Une hypothèse pour expliquer l’association de meilleurs scores de dépression avec des horaires de sommeil plus variables est que, chez les personnes qui ne parviennent pas à modifier leur heure de coucher, des variations plus importantes de l’heure de réveil entraînent des durées de sommeil plus variables (et courtes), ce qui est préjudiciable à l’humeur. .

En revanche, les personnes qui réussissent à varier leurs heures de coucher en réponse aux changements des heures de réveil maintiennent des durées de sommeil plus stables et plus longues, et donc une meilleure humeur.

Le lendemain, l’humeur s’est détériorée en raison d’une durée de sommeil plus courte, d’un réveil plus tôt et d’un coucher plus tard.
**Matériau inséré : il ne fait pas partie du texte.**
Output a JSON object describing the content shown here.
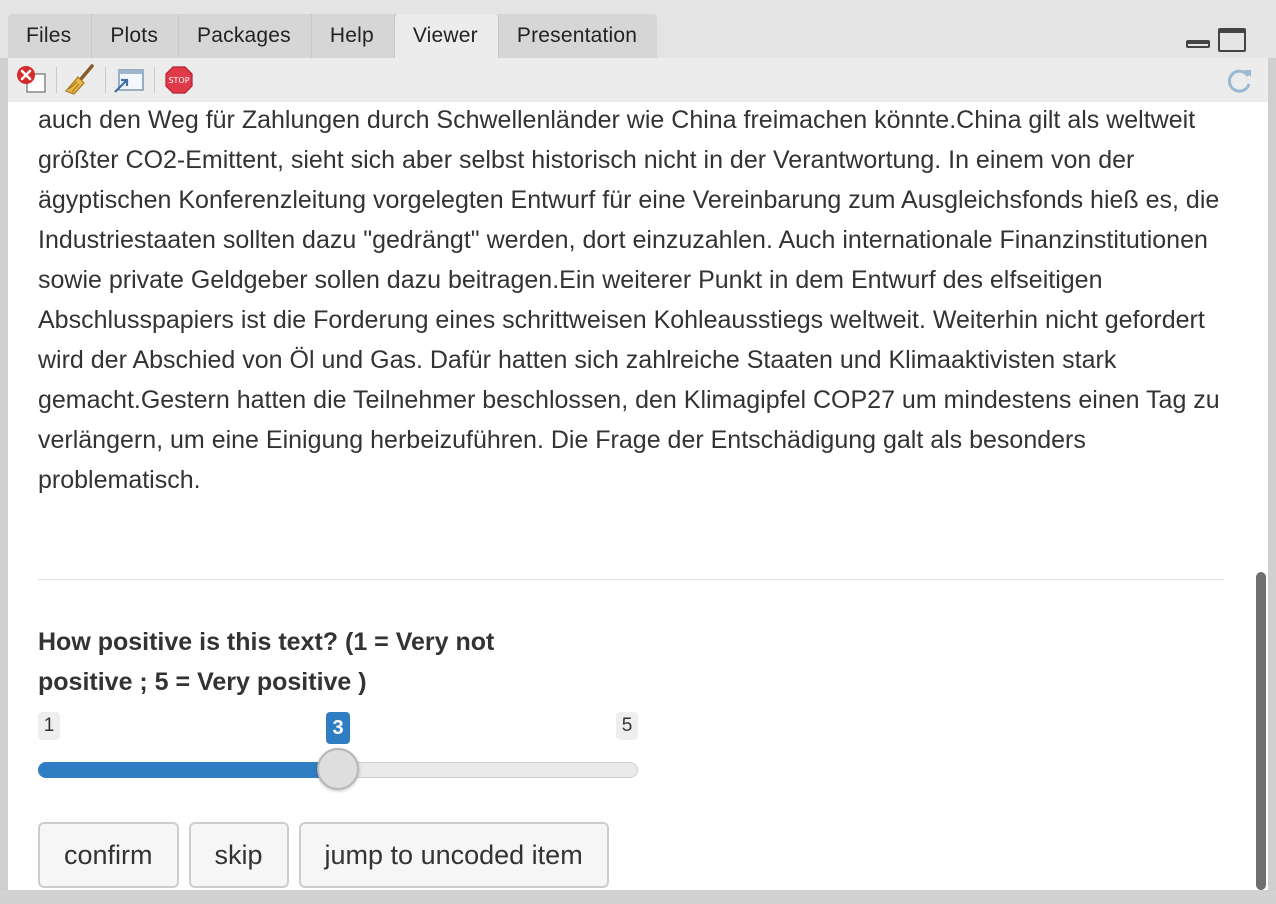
{
  "tabs": [
    {
      "label": "Files"
    },
    {
      "label": "Plots"
    },
    {
      "label": "Packages"
    },
    {
      "label": "Help"
    },
    {
      "label": "Viewer",
      "active": true
    },
    {
      "label": "Presentation"
    }
  ],
  "toolbar": {
    "icons": [
      "remove-viewer-icon",
      "clear-all-icon",
      "show-in-new-window-icon",
      "stop-icon",
      "refresh-icon"
    ],
    "stop_icon_text": "STOP"
  },
  "article": {
    "text": "auch den Weg für Zahlungen durch Schwellenländer wie China freimachen könnte.China gilt als weltweit größter CO2-Emittent, sieht sich aber selbst historisch nicht in der Verantwortung. In einem von der ägyptischen Konferenzleitung vorgelegten Entwurf für eine Vereinbarung zum Ausgleichsfonds hieß es, die Industriestaaten sollten dazu \"gedrängt\" werden, dort einzuzahlen. Auch internationale Finanzinstitutionen sowie private Geldgeber sollen dazu beitragen.Ein weiterer Punkt in dem Entwurf des elfseitigen Abschlusspapiers ist die Forderung eines schrittweisen Kohleausstiegs weltweit. Weiterhin nicht gefordert wird der Abschied von Öl und Gas. Dafür hatten sich zahlreiche Staaten und Klimaaktivisten stark gemacht.Gestern hatten die Teilnehmer beschlossen, den Klimagipfel COP27 um mindestens einen Tag zu verlängern, um eine Einigung herbeizuführen. Die Frage der Entschädigung galt als besonders problematisch."
  },
  "question": {
    "label": "How positive is this text? (1 = Very not positive ; 5 = Very positive )"
  },
  "slider": {
    "min": "1",
    "max": "5",
    "value": "3",
    "fraction": 0.5,
    "accent_color": "#2f7ec4"
  },
  "buttons": {
    "confirm": "confirm",
    "skip": "skip",
    "jump": "jump to uncoded item"
  }
}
En prenant en compte la durée du sommeil, le moment du sommeil et l’humeur de la veille, les changements dans la durée totale du sommeil et l’heure de réveil étaient également associés à une humeur réduite le lendemain. Les changements d’heure du coucher n’ont pas eu d’impact sur l’humeur le lendemain, ce qui suggère que ces changements ne sont pertinents pour l’humeur que dans le contexte de leur effet sur la durée du sommeil.

Les résultats soutiennent la conclusion selon laquelle diverses mesures du sommeil peuvent être plus préjudiciables à la santé mentale (et à d’autres conditions) qu’un sommeil insuffisant seul, potentiellement en raison de perturbations circadiennes. La vigilance et le sommeil sont optimaux en termes de qualité et de durée lorsque l’éveil est tenté pendant une période de vigilance circadienne élevée et que le sommeil coïncide avec la période de sécrétion pinéale de mélatonine et de température corporelle centrale réduite.
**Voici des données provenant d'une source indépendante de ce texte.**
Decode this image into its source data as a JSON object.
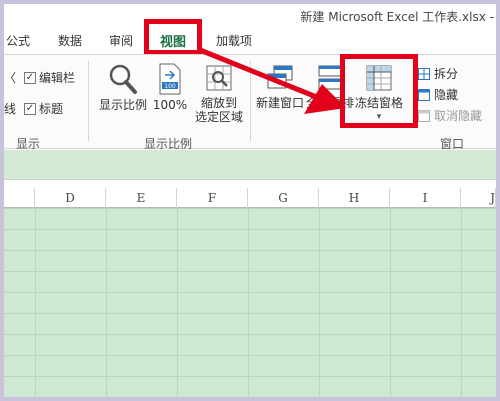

Lorsque des forces externes dictent des rythmes comportementaux non alignés sur le rythme circadien endogène, le sommeil et l’humeur se détériorent. Les effets néfastes des troubles de l’humeur circadienne sont évidents chez les travailleurs postés, qui souffrent de la manifestation la plus profonde et la plus chronique du désalignement circadien.

Il est important de considérer comme limite de cette étude le fait que, même si la relation temporelle entre la variabilité du sommeil et la dépression peut être utile, des facteurs potentiels non mesurés, tels que l’activité physique et la consommation de caféine, peuvent empêcher de tirer des conclusions sur la causalité. Les futurs essais randomisés évalueront définitivement si la diminution de la variabilité du sommeil réduit la dépression.
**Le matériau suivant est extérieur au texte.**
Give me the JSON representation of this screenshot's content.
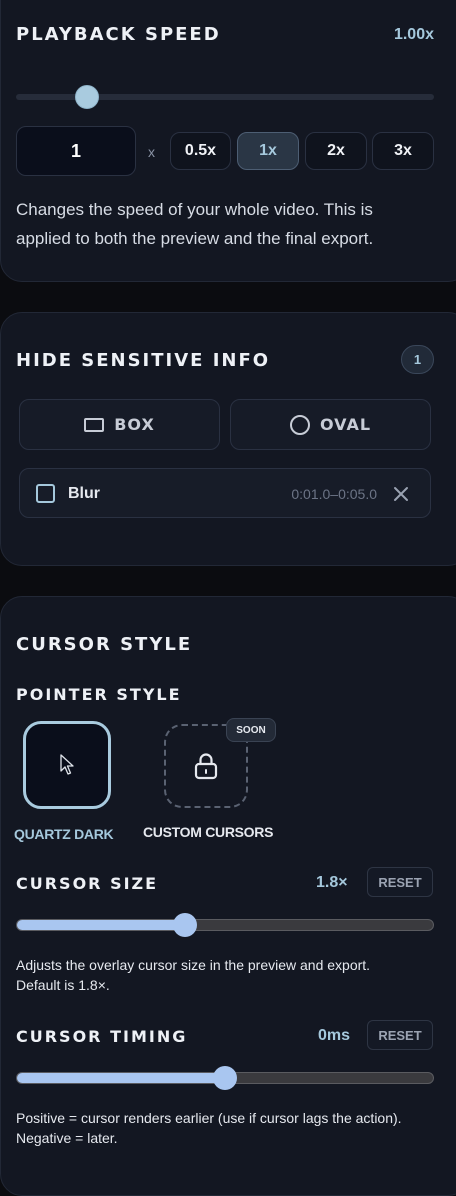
{
  "playback": {
    "title": "PLAYBACK SPEED",
    "value": "1.00x",
    "slider_fraction": 0.17,
    "input_value": "1",
    "times_label": "x",
    "presets": [
      {
        "label": "0.5x",
        "active": false
      },
      {
        "label": "1x",
        "active": true
      },
      {
        "label": "2x",
        "active": false
      },
      {
        "label": "3x",
        "active": false
      }
    ],
    "description_line1": "Changes the speed of your whole video. This is",
    "description_line2": "applied to both the preview and the final export."
  },
  "sensitive": {
    "title": "HIDE SENSITIVE INFO",
    "count": "1",
    "box_label": "BOX",
    "oval_label": "OVAL",
    "item": {
      "label": "Blur",
      "time_range": "0:01.0–0:05.0",
      "checked": false
    }
  },
  "cursor": {
    "title": "CURSOR STYLE",
    "pointer_title": "POINTER STYLE",
    "styles": [
      {
        "label": "QUARTZ DARK",
        "selected": true
      },
      {
        "label": "CUSTOM CURSORS",
        "badge": "SOON",
        "locked": true
      }
    ],
    "size": {
      "title": "CURSOR SIZE",
      "value": "1.8×",
      "reset_label": "RESET",
      "fraction": 0.405,
      "help_line1": "Adjusts the overlay cursor size in the preview and export.",
      "help_line2": "Default is 1.8×."
    },
    "timing": {
      "title": "CURSOR TIMING",
      "value": "0ms",
      "reset_label": "RESET",
      "fraction": 0.5,
      "help_line1": "Positive = cursor renders earlier (use if cursor lags the action).",
      "help_line2": "Negative = later."
    }
  },
  "colors": {
    "accent": "#a5c8dc",
    "slider_fill": "#a9c6f0",
    "panel": "#131722",
    "page": "#0b0c10"
  }
}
Ces résultats fournissent une base nécessaire pour éclairer les structures de programmation institutionnelles et guider les mesures d’autogestion afin d’améliorer le sommeil et l’alignement circadien dans les limites d’une charge de travail exigeante dans le but ultime d’optimiser la santé mentale.

Notre société d’aujourd’hui est connectée à l’échelle mondiale, offrant des opportunités de travail et de réseautage social 24 heures sur 24, souvent au détriment d’un sommeil suffisant et régulier.

Par conséquent, même dans le contexte d’effets de petite ampleur, ces résultats ont une valeur clinique. En identifiant la variabilité de la durée et du moment du sommeil comme facteur potentiel associé à l’humeur, ce comportement modifiable pourrait être considéré plus largement comme faisant partie d’une approche multidimensionnelle visant à optimiser la santé mentale des populations adultes en général.